Sense Representations Are Inducible Interfaces
For practitioners needing interpretable and controllable LMs, ACROS provides a method to add sense-level interfaces to existing pretrained models without retraining.
ACROS induces explicit sense representations into a frozen pretrained decoder LM via gated residual addition, enabling zero-shot WSD (64.95 F1), lexical steering (90% positive shift recovery), and cross-lingual adaptation (mean R@1 0.988) while preserving base LM quality.
Sense representations (explicit, per-token meaning decompositions) are useful for disambiguation, steering, and cross-lingual alignment, but existing approaches require models to be pretrained with sense structure baked in.
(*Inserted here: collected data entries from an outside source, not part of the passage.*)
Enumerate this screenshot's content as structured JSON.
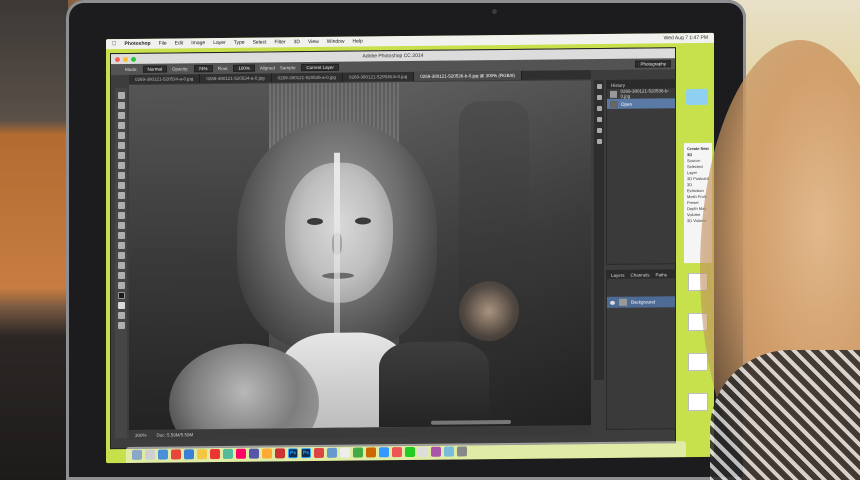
{
  "menubar": {
    "app_name": "Photoshop",
    "items": [
      "File",
      "Edit",
      "Image",
      "Layer",
      "Type",
      "Select",
      "Filter",
      "3D",
      "View",
      "Window",
      "Help"
    ],
    "clock": "Wed Aug 7 1:47 PM"
  },
  "window": {
    "title": "Adobe Photoshop CC 2014"
  },
  "options_bar": {
    "mode_label": "Mode:",
    "mode_value": "Normal",
    "opacity_label": "Opacity:",
    "opacity_value": "74%",
    "flow_label": "Flow:",
    "flow_value": "100%",
    "aligned_label": "Aligned",
    "sample_label": "Sample:",
    "sample_value": "Current Layer",
    "workspace": "Photography"
  },
  "doc_tabs": [
    "0269-380121-520534-a-0.jpg",
    "0269-380121-520534-a-0.jpg",
    "0269-380121-520535-a-0.jpg",
    "0269-380121-520536-b-0.jpg",
    "0269-380121-520536-b-0.jpg @ 300% (RGB/8)"
  ],
  "status_bar": {
    "zoom": "300%",
    "doc_size": "Doc: 5.59M/5.59M"
  },
  "history_panel": {
    "title": "History",
    "snapshot": "0269-380121-520536-b-0.jpg",
    "rows": [
      "Open"
    ]
  },
  "layers_panel": {
    "tabs": [
      "Layers",
      "Channels",
      "Paths"
    ],
    "layer_name": "Background"
  },
  "notification": {
    "title": "Create New 3D",
    "lines": [
      "Source: Selected Layer",
      "3D Postcard",
      "3D Extrusion",
      "Mesh From Preset",
      "Depth Map",
      "Volume",
      "3D Volume"
    ]
  },
  "colors": {
    "desktop_bg": "#c6e14c",
    "layer_selected": "#4d6b94",
    "history_selected": "#5a7aa5",
    "ps_accent": "#31a8ff"
  },
  "dock": {
    "ps_label_1": "Ps",
    "ps_label_2": "Ps"
  }
}
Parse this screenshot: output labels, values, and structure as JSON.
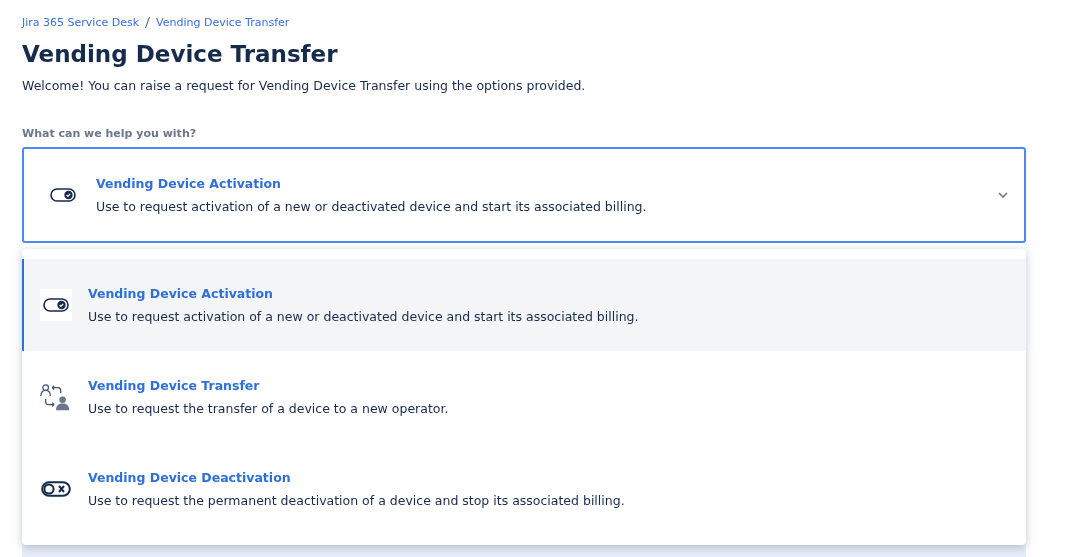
{
  "breadcrumbs": [
    "Jira 365 Service Desk",
    "Vending Device Transfer"
  ],
  "title": "Vending Device Transfer",
  "welcome": "Welcome! You can raise a request for Vending Device Transfer using the options provided.",
  "request_type": {
    "label": "What can we help you with?",
    "value": {
      "kind": "toggle-on",
      "title": "Vending Device Activation",
      "description": "Use to request activation of a new or deactivated device and start its associated billing."
    },
    "options": [
      {
        "kind": "toggle-on",
        "title": "Vending Device Activation",
        "description": "Use to request activation of a new or deactivated device and start its associated billing.",
        "selected": true
      },
      {
        "kind": "transfer",
        "title": "Vending Device Transfer",
        "description": "Use to request the transfer of a device to a new operator.",
        "selected": false
      },
      {
        "kind": "toggle-off",
        "title": "Vending Device Deactivation",
        "description": "Use to request the permanent deactivation of a device and stop its associated billing.",
        "selected": false
      }
    ]
  }
}
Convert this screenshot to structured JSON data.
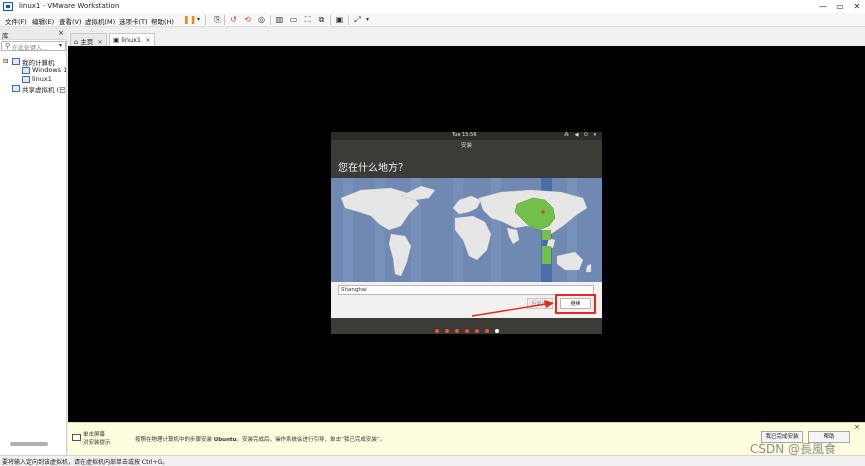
{
  "window": {
    "title": "linux1 - VMware Workstation",
    "controls": [
      "—",
      "▭",
      "✕"
    ]
  },
  "menu": {
    "items": [
      "文件(F)",
      "编辑(E)",
      "查看(V)",
      "虚拟机(M)",
      "选项卡(T)",
      "帮助(H)"
    ]
  },
  "library": {
    "title": "库",
    "close": "×",
    "search_placeholder": "在此处键入...",
    "tree": {
      "my_computer": "我的计算机",
      "windows": "Windows 10",
      "linux": "linux1",
      "shared": "共享虚拟机 (已弃"
    }
  },
  "tabs": [
    {
      "label": "主页",
      "close": "×"
    },
    {
      "label": "linux1",
      "close": "×"
    }
  ],
  "installer": {
    "time": "Tue 15:56",
    "tray": "⁂ ◀ ⏻ ▾",
    "window_title": "安装",
    "heading": "您在什么地方？",
    "timezone_value": "Shanghai",
    "back_label": "后退(B)",
    "continue_label": "继续",
    "progress": {
      "total": 7,
      "current": 7
    }
  },
  "hint_bar": {
    "left_text_1": "单击屏幕",
    "left_text_2": "对安装",
    "left_text_3": "提示",
    "main_prefix": "按照在物理计算机中的步骤安装",
    "main_os": "Ubuntu",
    "main_suffix": "。安装完成后，操作系统会进行引导，单击“我已完成安装”。",
    "done_button": "我已完成安装",
    "help_button": "帮助",
    "close": "×"
  },
  "status": {
    "text": "要将输入定向到该虚拟机，请在虚拟机内部单击或按 Ctrl+G。"
  },
  "watermark": "CSDN @長風食",
  "colors": {
    "accent_orange": "#e0573a",
    "highlight_red": "#e22a1e",
    "map_ocean": "#6f89b2",
    "map_land": "#e6e6e6",
    "map_selected": "#72c04a"
  }
}
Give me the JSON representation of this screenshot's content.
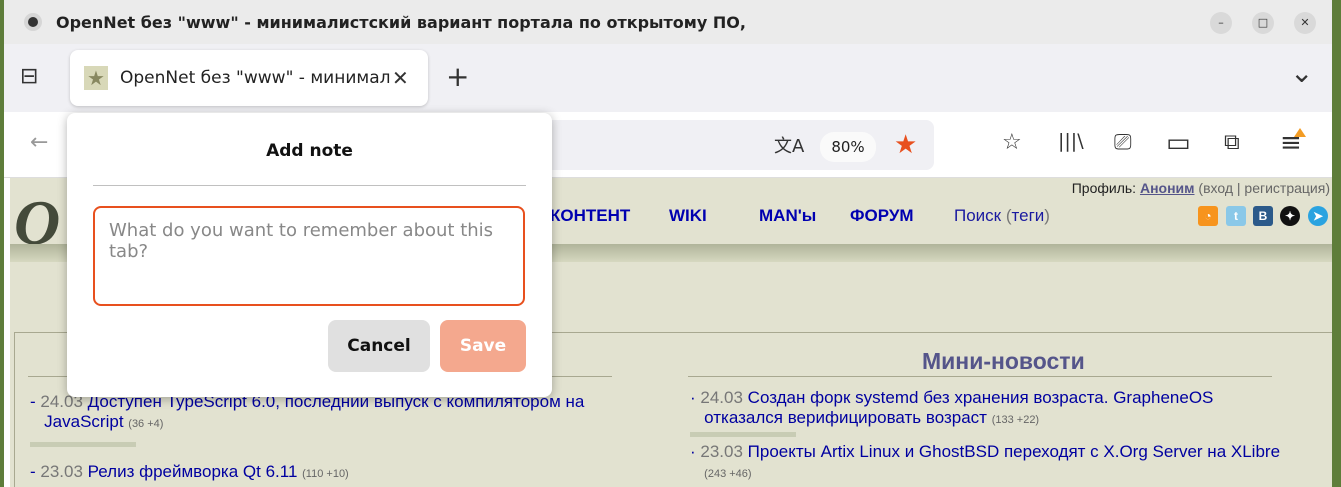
{
  "window": {
    "title": "OpenNet без \"www\" - минималистский вариант портала по открытому ПО,",
    "minimize": "–",
    "maximize": "□",
    "close": "✕"
  },
  "tab": {
    "title": "OpenNet без \"www\" - минималистский вариант",
    "close": "✕",
    "new_tab": "+",
    "list_all": "⌄"
  },
  "toolbar": {
    "back": "←",
    "translate": "文A",
    "zoom": "80%",
    "bookmark_star": "★",
    "save_pocket": "☆",
    "library": "|||\\",
    "sync": "⎚",
    "sidebar": "▭",
    "extensions": "⧉",
    "menu": "≡"
  },
  "page": {
    "profile_label": "Профиль:",
    "profile_user": "Аноним",
    "login": "вход",
    "register": "регистрация",
    "nav": [
      "КОНТЕНТ",
      "WIKI",
      "MAN'ы",
      "ФОРУМ"
    ],
    "search": "Поиск",
    "tags": "теги",
    "mini_news_title": "Мини-новости",
    "news_left": [
      {
        "date": "24.03",
        "title": "Доступен TypeScript 6.0, последний выпуск с компилятором на",
        "title2": "JavaScript",
        "count": "(36 +4)"
      },
      {
        "date": "23.03",
        "title": "Релиз фреймворка Qt 6.11",
        "count": "(110 +10)"
      }
    ],
    "news_right": [
      {
        "date": "24.03",
        "title": "Создан форк systemd без хранения возраста. GrapheneOS",
        "title2": "отказался верифицировать возраст",
        "count": "(133 +22)"
      },
      {
        "date": "23.03",
        "title": "Проекты Artix Linux и GhostBSD переходят с X.Org Server на XLibre",
        "count": "(243 +46)"
      }
    ],
    "logo": "O"
  },
  "note_popup": {
    "title": "Add note",
    "placeholder": "What do you want to remember about this tab?",
    "cancel": "Cancel",
    "save": "Save"
  },
  "colors": {
    "accent": "#e8501e",
    "save_disabled": "#f4a88e",
    "page_bg": "#e2e2d0",
    "link": "#0000a0"
  }
}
We introduce ACROS, which induces an explicit sense pathway into a frozen pretrained decoder LM through a gated residual addition. On SmolLM2-360M, ACROS preserves base LM quality while supporting three uses of the same induced variables: zero-shot word-sense disambiguation (64.95 F1 on Raganato ALL, competitive with the WordNet first-sense heuristic), low-KL lexical steering across 5,161 CoInCo cases where a simple non-oracle proxy recovers about 90% of positive shifts, and SENSIA cross-lingual adaptation to four languages (mean R@1 0.988, target FLORES PPL 7.94). ACROS makes sense representations an inducible interface for ordinary pretrained LMs.